Molecular and Cellular Biology, Pacific Northwest National Laboratory, Richland, Washington 99354, USA.
Int J Radiat Biol. 2010 Feb;86(2):102-13. doi: 10.3109/09553000903419957.
To investigate radiation-induced bystander responses and to determine the role of gap junction intercellular communication and the radiation environment in propagating this response.
We used medium transfer and targeted irradiation to examine radiation-induced bystander effects in primary human fibroblast (AG01522) and human colon carcinoma (RKO36) cells. We examined the effect of variables such as gap junction intercellular communication, linear energy transfer (LET), and the role of the radiation environment in non-targeted responses. Endpoints included clonogenic survival, micronucleus formation and foci formation at histone 2AX over doses ranging from 10-100 cGy.
The results showed no evidence of a low-LET radiation-induced bystander response for the endpoints of clonogenic survival and induction of DNA damage. Nor did we see evidence of a high-LET, Fe ion radiation (1 GeV/n) induced bystander effect. However, direct comparison for 3.2 MeV alpha-particle exposures showed a statistically significant medium transfer bystander effect for this high-LET radiation.

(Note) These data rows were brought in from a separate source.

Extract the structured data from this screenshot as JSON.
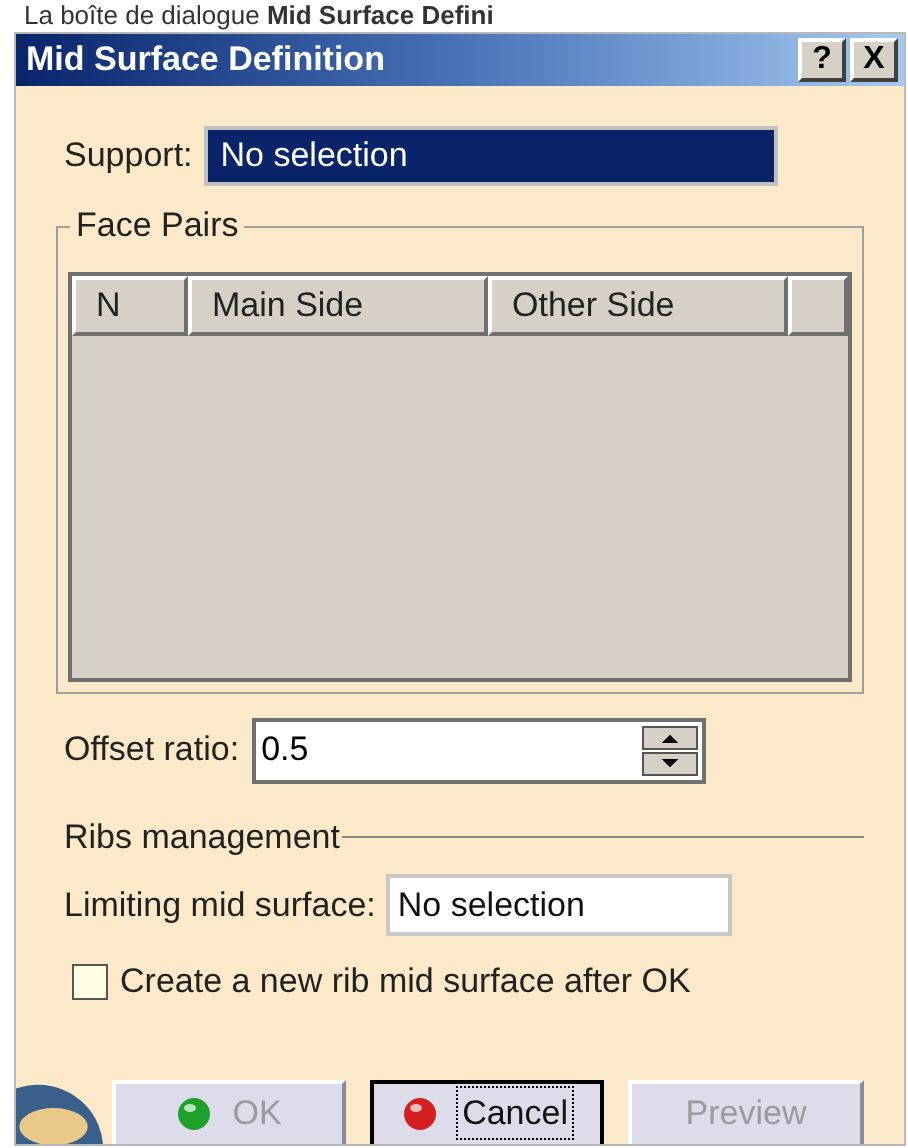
{
  "caption": "La boîte de dialogue **Mid Surface Defini**",
  "window": {
    "title": "Mid Surface Definition",
    "title_buttons": [
      "?",
      "X"
    ]
  },
  "support": {
    "label": "Support:",
    "value": "No selection",
    "selected": true
  },
  "face_pairs": {
    "title": "Face Pairs",
    "columns": [
      "N",
      "Main Side",
      "Other Side"
    ]
  },
  "offset_ratio": {
    "label": "Offset ratio:",
    "value": "0.5"
  },
  "ribs_management": {
    "title": "Ribs management"
  },
  "limiting_mid_surface": {
    "label": "Limiting mid surface:",
    "value": "No selection",
    "selected": false
  },
  "option": {
    "label": "Create a new rib mid surface after OK",
    "checked": false
  },
  "buttons": [
    {
      "label": "OK",
      "kind": "ok",
      "disabled": true,
      "focused": false
    },
    {
      "label": "Cancel",
      "kind": "cancel",
      "disabled": false,
      "focused": true
    },
    {
      "label": "Preview",
      "kind": "preview",
      "disabled": true,
      "focused": false
    }
  ]
}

From our results, it is evident that there are many confounding factors influencing bystander responses as reported in the literature. Our observations reflect the inherent variability in biological systems and the difficulties in extrapolating from in vitro models to radiation risks in humans.
研究辐射诱导的旁观者效应,并确定缝隙连接细胞间通讯和辐射环境在传播这种反应中的作用。
我们使用介质转移和靶向照射来检测原代人成纤维细胞(AG01522)和人结肠癌细胞(RKO36)中的辐射诱导的旁观者效应。我们研究了缝隙连接细胞间通讯、线性能量传递(LET)和辐射环境在非靶向反应中的作用等变量的影响。终点包括克隆存活、微核形成和组蛋白 2AX 焦点形成,剂量范围为 10-100cGy。
结果表明,对于克隆存活和 DNA 损伤诱导等终点,没有低 LET 辐射诱导的旁观者反应的证据。我们也没有看到高 LET、Fe 离子(1GeV/n)辐射诱导的旁观者效应的证据。然而,对于 3.2MeV ɑ 粒子暴露的直接比较显示,这种高 LET 辐射具有统计学上显著的介质转移旁观者效应。
从我们的结果可以明显看出,有许多混杂因素影响旁观者反应,这在文献中有报道。我们的观察反映了生物系统的固有可变性,以及将体外模型推断为人类辐射风险的困难。